Closing her testimony as one of the plaintiffs in a mass lawsuit involving leprosy across Japan, Nobuko Harada said in a quivering voice, "All I want is an apology from the government while I am alive."

The group of 568 respective family members is seeking damages over the government's mistreatment of them and discrimination against them as family members of leprosy patients.

In a civil court at the Kumamoto District Court, southwestern Japan, in late April, Harada, 74, recounted her struggle since she was seven, when her father was diagnosed with leprosy (now treatable), also known as Hansen's disease, and sent to a national isolation rehabilitation facility in 1951.

Born and raised in Hokkaido, her life was irrevocably changed following her father's confinement to the sanatorium, in line with the "non-leprosy prefecture movement" policy endorsed by the government at the time.

This happened despite an effective drug that had been introduced to Japan in 1948, which allowed patients to receive at-home care. Leprosy is a chronic bacterial disease that mainly affects the skin and nerves. But it is not highly contagious and is treatable.

Due to severe discrimination and the misconception of leprosy as a "strongly infective and incurable disease," local government officials thoroughly "cleansed" her home with antiseptic powder and eventually informed neighbors of her father's illness.

Harada's mother immediately lost her job at a fish-processing plant as co-workers feared being infected with the disease.

Her mother had to earn a living as a fishmonger but the family was unable to make ends meet. At night, Harada and her mother would scavenge for fish to eat at a nearby fishing port.

"One night, my mother said we should commit suicide together. But I refused and started to cry because I was so scared of dying," she said in the courtroom through tears.

The central government adopted the "isolation policy" for leprosy patients from 1907 and forced them to live in isolation facilities across the country "to eradicate the disease in public."

The confinement policy continued until 1996, when the government abolished the anti-leprosy law.

At the peak in the 1950s, the government segregated more than 11,000 patients into national sanatoriums while many of their children as well suffered severe isolation and discrimination in society, the plaintiffs argue.

A man in his 80s who joined the mass lawsuit on condition of anonymity, as he feared ostracism, also spoke in court.

He and his younger sister were ordered to live separately in dormitories built for patients' children. He was only permitted to meet his father who had the disease in an isolation facility in western Japan once a month.

Another woman in her 70s talked of her traumatic experiences of being bullied by her aunt when she was in primary school after her mother was confined to a sanatorium with the disease.
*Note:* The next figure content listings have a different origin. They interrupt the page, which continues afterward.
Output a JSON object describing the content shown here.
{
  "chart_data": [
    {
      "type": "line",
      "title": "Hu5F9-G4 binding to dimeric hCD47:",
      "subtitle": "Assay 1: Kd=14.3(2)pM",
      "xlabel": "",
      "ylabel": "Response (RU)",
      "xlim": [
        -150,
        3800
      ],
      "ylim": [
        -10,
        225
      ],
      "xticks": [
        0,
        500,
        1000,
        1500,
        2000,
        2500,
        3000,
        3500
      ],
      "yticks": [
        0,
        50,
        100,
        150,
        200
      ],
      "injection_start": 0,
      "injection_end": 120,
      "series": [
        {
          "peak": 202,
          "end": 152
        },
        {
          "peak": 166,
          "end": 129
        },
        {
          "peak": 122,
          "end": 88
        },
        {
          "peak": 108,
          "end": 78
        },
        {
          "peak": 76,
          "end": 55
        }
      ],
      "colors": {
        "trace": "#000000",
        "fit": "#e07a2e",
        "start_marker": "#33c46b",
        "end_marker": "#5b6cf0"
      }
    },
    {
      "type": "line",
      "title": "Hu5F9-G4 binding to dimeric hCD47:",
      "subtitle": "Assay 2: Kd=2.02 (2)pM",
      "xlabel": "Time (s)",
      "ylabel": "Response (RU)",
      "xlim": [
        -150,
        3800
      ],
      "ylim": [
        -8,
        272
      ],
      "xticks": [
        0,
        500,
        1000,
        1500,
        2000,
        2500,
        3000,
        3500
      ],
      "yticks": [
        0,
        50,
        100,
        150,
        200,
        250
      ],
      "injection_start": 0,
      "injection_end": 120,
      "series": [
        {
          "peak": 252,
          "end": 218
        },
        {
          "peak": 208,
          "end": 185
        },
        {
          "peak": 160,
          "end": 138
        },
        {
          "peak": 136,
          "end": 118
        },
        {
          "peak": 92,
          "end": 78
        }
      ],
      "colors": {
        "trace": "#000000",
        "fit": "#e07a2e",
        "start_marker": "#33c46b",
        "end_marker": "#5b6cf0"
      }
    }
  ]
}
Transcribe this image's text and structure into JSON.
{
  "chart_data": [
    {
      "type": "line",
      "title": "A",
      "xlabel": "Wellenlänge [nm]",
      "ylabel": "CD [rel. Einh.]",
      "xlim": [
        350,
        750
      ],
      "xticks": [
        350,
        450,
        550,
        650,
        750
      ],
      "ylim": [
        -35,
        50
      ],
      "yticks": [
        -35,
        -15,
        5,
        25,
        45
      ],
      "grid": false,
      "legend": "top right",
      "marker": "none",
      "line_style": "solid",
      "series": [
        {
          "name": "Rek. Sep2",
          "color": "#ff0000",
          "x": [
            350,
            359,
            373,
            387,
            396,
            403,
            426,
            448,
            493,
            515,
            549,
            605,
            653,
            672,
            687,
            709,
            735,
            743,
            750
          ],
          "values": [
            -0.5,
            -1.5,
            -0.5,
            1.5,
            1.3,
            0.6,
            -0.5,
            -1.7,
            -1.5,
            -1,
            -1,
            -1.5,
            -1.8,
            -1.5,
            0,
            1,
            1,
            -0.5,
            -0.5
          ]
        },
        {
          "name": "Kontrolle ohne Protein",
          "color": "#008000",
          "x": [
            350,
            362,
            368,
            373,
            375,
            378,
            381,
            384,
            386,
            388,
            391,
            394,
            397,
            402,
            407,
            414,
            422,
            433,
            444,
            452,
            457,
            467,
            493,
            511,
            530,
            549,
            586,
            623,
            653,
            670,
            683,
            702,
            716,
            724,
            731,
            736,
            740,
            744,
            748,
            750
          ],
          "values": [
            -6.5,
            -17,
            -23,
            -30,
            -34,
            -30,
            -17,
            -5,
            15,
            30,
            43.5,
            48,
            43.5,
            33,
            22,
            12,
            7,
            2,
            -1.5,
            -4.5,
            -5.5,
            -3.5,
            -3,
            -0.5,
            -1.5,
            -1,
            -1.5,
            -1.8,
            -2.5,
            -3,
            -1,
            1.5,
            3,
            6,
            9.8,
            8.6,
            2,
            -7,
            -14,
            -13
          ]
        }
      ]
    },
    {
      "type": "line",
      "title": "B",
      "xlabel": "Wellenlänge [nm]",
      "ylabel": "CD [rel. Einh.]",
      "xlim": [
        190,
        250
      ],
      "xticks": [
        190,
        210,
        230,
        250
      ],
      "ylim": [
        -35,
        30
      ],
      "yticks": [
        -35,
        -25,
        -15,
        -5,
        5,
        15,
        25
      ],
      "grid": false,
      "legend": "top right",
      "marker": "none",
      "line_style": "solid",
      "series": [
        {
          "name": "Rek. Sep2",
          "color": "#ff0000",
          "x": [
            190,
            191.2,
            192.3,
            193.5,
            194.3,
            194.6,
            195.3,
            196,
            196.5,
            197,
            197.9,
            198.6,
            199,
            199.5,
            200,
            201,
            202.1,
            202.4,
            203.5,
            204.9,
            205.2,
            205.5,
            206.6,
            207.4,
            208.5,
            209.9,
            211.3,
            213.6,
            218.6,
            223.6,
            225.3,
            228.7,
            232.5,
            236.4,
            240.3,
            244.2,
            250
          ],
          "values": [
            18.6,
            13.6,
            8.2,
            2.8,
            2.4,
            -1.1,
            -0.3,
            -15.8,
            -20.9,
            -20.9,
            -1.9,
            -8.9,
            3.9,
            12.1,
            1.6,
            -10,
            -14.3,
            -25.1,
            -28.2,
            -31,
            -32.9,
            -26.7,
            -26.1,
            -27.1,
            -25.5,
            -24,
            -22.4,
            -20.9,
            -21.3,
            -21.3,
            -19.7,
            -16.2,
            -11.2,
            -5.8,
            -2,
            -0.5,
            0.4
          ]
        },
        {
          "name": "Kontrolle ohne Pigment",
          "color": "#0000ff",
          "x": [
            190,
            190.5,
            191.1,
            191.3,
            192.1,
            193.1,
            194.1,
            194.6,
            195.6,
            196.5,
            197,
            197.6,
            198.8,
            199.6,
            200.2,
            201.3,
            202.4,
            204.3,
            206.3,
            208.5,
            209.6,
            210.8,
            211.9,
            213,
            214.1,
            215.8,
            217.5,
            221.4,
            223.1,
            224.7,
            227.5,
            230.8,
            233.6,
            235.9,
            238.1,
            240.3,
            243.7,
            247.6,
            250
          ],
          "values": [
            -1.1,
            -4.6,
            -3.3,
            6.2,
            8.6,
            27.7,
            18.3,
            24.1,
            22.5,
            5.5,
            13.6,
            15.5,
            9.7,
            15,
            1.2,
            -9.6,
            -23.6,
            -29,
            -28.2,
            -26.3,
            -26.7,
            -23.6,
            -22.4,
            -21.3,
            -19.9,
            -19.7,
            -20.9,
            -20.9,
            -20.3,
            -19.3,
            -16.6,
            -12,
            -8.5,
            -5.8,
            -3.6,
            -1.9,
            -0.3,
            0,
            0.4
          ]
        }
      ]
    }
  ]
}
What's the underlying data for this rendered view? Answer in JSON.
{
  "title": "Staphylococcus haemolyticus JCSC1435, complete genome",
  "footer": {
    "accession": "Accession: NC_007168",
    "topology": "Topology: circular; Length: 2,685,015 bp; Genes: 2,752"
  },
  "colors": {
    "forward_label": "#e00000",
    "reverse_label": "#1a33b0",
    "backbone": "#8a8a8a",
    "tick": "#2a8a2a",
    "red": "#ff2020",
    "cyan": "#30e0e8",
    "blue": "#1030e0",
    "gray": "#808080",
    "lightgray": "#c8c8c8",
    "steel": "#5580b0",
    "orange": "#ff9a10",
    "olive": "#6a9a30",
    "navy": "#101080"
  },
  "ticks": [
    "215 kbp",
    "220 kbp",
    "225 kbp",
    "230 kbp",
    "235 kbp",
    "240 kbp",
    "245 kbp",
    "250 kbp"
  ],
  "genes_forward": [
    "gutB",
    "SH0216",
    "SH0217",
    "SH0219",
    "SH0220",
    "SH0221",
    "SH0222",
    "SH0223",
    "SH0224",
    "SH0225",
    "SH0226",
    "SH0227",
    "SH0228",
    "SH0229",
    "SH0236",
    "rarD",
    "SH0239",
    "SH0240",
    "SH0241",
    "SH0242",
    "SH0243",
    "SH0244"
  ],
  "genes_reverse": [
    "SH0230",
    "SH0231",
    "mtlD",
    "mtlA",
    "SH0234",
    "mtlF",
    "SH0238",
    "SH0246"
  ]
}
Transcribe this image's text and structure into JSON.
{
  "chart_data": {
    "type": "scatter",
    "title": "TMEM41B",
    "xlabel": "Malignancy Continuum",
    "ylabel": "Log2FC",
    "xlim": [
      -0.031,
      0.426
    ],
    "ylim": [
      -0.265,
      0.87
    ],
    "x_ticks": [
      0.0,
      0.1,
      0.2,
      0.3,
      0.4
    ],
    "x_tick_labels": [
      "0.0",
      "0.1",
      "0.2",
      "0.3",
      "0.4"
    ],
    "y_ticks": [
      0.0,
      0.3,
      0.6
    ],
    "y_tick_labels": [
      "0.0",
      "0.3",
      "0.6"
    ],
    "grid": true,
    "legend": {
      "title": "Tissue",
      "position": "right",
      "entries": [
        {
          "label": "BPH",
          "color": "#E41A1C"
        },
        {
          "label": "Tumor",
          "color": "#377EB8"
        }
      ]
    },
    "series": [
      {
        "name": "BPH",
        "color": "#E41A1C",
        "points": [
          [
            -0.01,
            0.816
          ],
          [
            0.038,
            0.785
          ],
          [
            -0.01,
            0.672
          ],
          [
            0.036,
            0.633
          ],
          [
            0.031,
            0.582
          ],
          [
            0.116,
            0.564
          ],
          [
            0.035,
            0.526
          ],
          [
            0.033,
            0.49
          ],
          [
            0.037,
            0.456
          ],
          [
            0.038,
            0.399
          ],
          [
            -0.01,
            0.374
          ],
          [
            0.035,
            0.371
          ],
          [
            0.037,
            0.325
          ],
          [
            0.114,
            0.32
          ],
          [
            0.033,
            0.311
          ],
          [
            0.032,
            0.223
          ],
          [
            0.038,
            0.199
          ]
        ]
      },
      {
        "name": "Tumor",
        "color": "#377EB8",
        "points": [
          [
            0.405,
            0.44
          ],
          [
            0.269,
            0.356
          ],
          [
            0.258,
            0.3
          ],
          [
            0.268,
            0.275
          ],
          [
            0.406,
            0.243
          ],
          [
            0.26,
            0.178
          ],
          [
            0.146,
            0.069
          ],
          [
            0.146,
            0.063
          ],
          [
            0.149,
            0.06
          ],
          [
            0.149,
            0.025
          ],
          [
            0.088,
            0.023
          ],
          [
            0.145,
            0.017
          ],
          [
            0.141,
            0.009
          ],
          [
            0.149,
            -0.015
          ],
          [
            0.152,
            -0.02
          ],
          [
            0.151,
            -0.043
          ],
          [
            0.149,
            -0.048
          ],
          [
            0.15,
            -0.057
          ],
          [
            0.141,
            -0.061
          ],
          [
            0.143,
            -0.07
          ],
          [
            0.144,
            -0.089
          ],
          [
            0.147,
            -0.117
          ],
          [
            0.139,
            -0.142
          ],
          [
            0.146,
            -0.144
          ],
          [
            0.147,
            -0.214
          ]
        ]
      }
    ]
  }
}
The government has not provided any compensation to the family members of leprosy patients. In 2001, the Kumamoto District Court recognized that the isolation policy was unconstitutional and awarded 1.8 billion yen ($16 million) in damages to 127 leprosy patients who had sued the central government.

The ruling stated that the government's policy which lasted nearly 90 years in Japan was "unconstitutional after 1960 as the disease was considered curable without confinement."

The government, however, argued in the suit filed two years ago that the isolation policy for leprosy patients did not cause damage to their family members, while admitting segregative measures caused discrimination and prejudice against the patients to spread.

"The government has not done anything for us after depriving our parents and forcing us to live in poverty through the isolation policy," Harada said in an interview with Kyodo News in February 2016, about a week before joining the suit against the government.

"The isolation policy and ostracism suffered because of the disease severely affected not only patients but also their children, as they were deprived of the chance to foster parent-child relationships," said Ai Kurosaka, an associate professor who specializes in human rights issues at Tohoku Gakuin University.

The ruling for Harada and the other 567 plaintiffs, demanding 5.5 million yen in compensation for each and a court order for the government to formally apologize in major newspapers, is expected to be handed down in March 2019. But the stigma of leprosy persists.

Harada is among fewer than 10 of the plaintiffs who have disclosed their real names and accepted interviews, while the majority are identified by numbers in court.

One male plaintiff in his 30s got divorced two years ago. His wife left him a few days after he told her that his mother was a leprosy patient, according to lawyer Yasuyuki Tokuda, co-defense counsel for the plaintiffs.

"Patients' family members still face harsh discrimination today...The facts show how strong the prejudice surrounding the disease still is," said Tokuda at a conference held in mid-May in Okinawa to address problems related to leprosy.

Tokuda admits a single ruling will not heal all wounds but hopes it will continue the conversation about ending discrimination against people affected by leprosy.

"We have to create a huge wave throughout society to settle the problem just like the 2001 ruling that denounced the government and made it compensate for damages caused by the isolation policy."